Americans who train with terrorists in Syria, Iraq are coming home.

“It’s not even close to being under control,” FBI Deputy Assistant Director Michael Steinbach told House members today.

“In many cases the information we have on foreign fighters traveling to the conflict zone stops when they get there,” Rasmussen warned.

Of the dozens of Americans who have gone to Syria or Iraq and trained with terrorists there, “a small group” of them have returned to the United States and are now being tracked by the FBI, sources previously told ABC News.

But today, Steinbach told lawmakers: "It would not be true if I told you that we knew about all of the returnees. … We know what we know.”

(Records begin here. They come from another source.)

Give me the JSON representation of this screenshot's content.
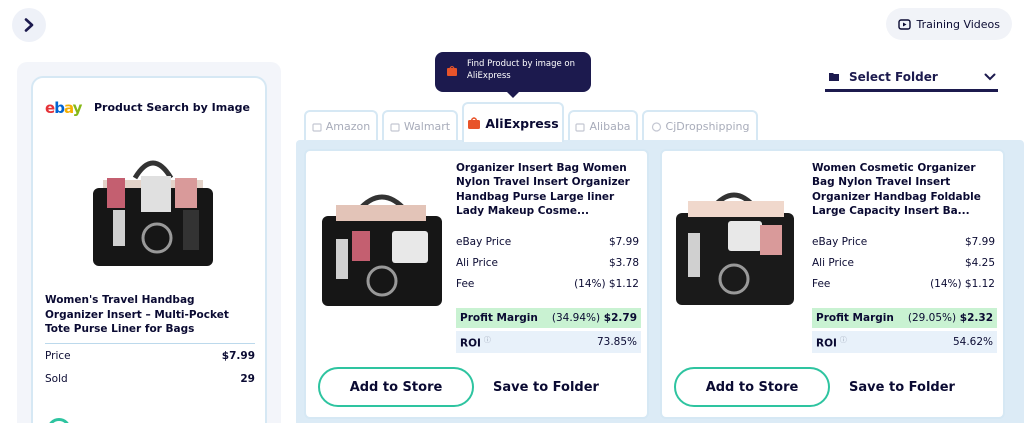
{
  "header": {
    "training_label": "Training Videos"
  },
  "search_card": {
    "title": "Product Search by Image",
    "product_name": "Women's Travel Handbag Organizer Insert – Multi-Pocket Tote Purse Liner for Bags",
    "price_label": "Price",
    "price_value": "$7.99",
    "sold_label": "Sold",
    "sold_value": "29"
  },
  "tooltip": {
    "text": "Find Product by image on AliExpress"
  },
  "folder_select": {
    "label": "Select Folder"
  },
  "tabs": [
    {
      "label": "Amazon",
      "active": false
    },
    {
      "label": "Walmart",
      "active": false
    },
    {
      "label": "AliExpress",
      "active": true
    },
    {
      "label": "Alibaba",
      "active": false
    },
    {
      "label": "CjDropshipping",
      "active": false
    }
  ],
  "results": [
    {
      "title": "Organizer Insert Bag Women Nylon Travel Insert Organizer Handbag Purse Large liner Lady Makeup Cosme...",
      "ebay_price_label": "eBay Price",
      "ebay_price": "$7.99",
      "ali_price_label": "Ali Price",
      "ali_price": "$3.78",
      "fee_label": "Fee",
      "fee": "(14%) $1.12",
      "profit_label": "Profit Margin",
      "profit_pct": "(34.94%)",
      "profit_value": "$2.79",
      "roi_label": "ROI",
      "roi_value": "73.85%",
      "add_label": "Add to Store",
      "save_label": "Save to Folder"
    },
    {
      "title": "Women Cosmetic Organizer Bag Nylon Travel Insert Organizer Handbag Foldable Large Capacity Insert Ba...",
      "ebay_price_label": "eBay Price",
      "ebay_price": "$7.99",
      "ali_price_label": "Ali Price",
      "ali_price": "$4.25",
      "fee_label": "Fee",
      "fee": "(14%) $1.12",
      "profit_label": "Profit Margin",
      "profit_pct": "(29.05%)",
      "profit_value": "$2.32",
      "roi_label": "ROI",
      "roi_value": "54.62%",
      "add_label": "Add to Store",
      "save_label": "Save to Folder"
    }
  ],
  "colors": {
    "navy": "#1c1a4e",
    "teal": "#2ec4a0",
    "profit_bg": "#c9f2d2",
    "panel_bg": "#dcebf6"
  }
}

Nevertheless, authorities are “doing the best we can” to keep tabs on Americans and others traveling to Syria or Iraq, and to develop new “processes” to identify travelers, Steinbach said. He suggested automated searches of social media could help deal with the problem.

Steinbach described ISIS’ online efforts as “dangerously competent like no other group before,” using social media and other Internet forums “to both radicalize and recruit.”

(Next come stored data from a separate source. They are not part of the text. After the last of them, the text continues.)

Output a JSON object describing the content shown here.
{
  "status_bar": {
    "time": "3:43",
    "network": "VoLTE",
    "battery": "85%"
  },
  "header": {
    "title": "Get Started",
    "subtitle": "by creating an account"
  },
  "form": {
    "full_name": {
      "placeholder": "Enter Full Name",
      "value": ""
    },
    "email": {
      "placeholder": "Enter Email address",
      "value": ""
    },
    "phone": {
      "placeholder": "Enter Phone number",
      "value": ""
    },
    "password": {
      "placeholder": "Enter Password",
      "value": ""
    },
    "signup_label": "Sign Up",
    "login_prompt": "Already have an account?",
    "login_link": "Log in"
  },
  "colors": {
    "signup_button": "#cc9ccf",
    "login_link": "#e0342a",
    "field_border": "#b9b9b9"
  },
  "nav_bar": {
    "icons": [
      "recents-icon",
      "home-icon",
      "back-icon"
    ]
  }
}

Since the beginning of last month alone, ISIS has published more than 250 “official products” online, and those postings “reach wide and far almost instantaneously, with reposting and regeneration of follow-on links” in “an ever-growing number” of languages, according to Rasmussen.

Such a proliferation has spawned a new “blended threat,” bringing “foreign-fighter ideology” to homegrown extremists who have no real connection to terrorist groups overseas and are difficult to detect, Steinbach said.

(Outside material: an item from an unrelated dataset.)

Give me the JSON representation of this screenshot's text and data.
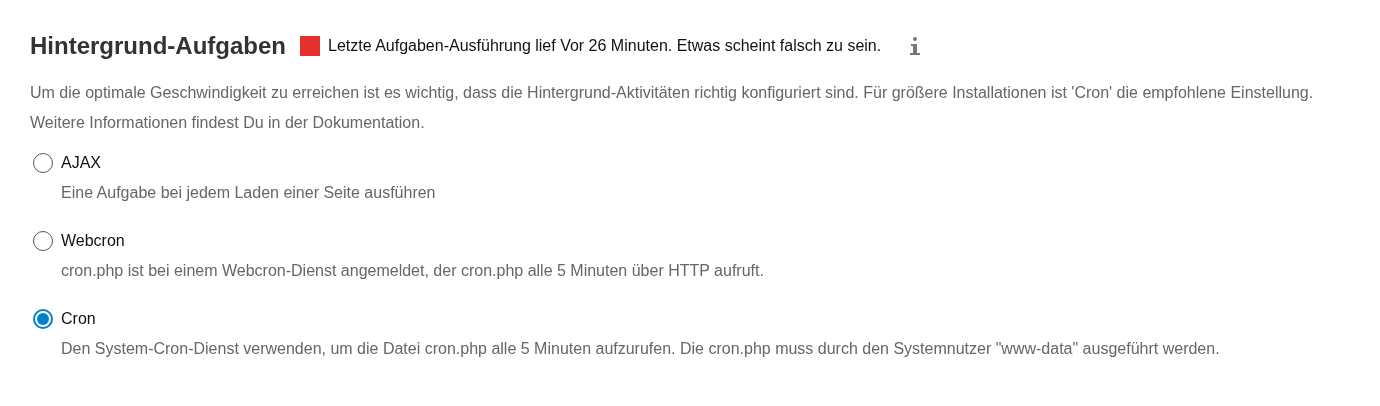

“With the widespread horizontal distribution of social media, terrorists can identify sympathetic individuals of all ages in the United States – spot, assess, recruit, and radicalize either to travel or conduct a homeland attack,” Steinbach said. "A foreign terrorist now has direct access into the United States like never before."

Indeed, U.S. officials believe there are “a few hundred individuals” inside the United States who could be inclined to launch their own attacks, and the public should expect several – but fewer than 10 – “uncoordinated and unsophisticated plots” each year, Rasmussen said in a written statement submitted to the House committee before his testimony.

The head of Intelligence and Analysis at DHS, Under Secretary Francis Taylor, said such threats underscore the need for "increased vigilance" across government and in public.

Still, Steinbach said he has a “grave concern” over new phones and other devices being developed by the major tech companies, devices that allegedly leave no ability for authorities to collect information, even when a court approves it. The FBI has dubbed the growing issue “Going Dark.”

“This real and growing gap … must be urgently addressed because the risks of going Dark are great,” Steinbach, adding, "Without that lawful tool, we risk an attack."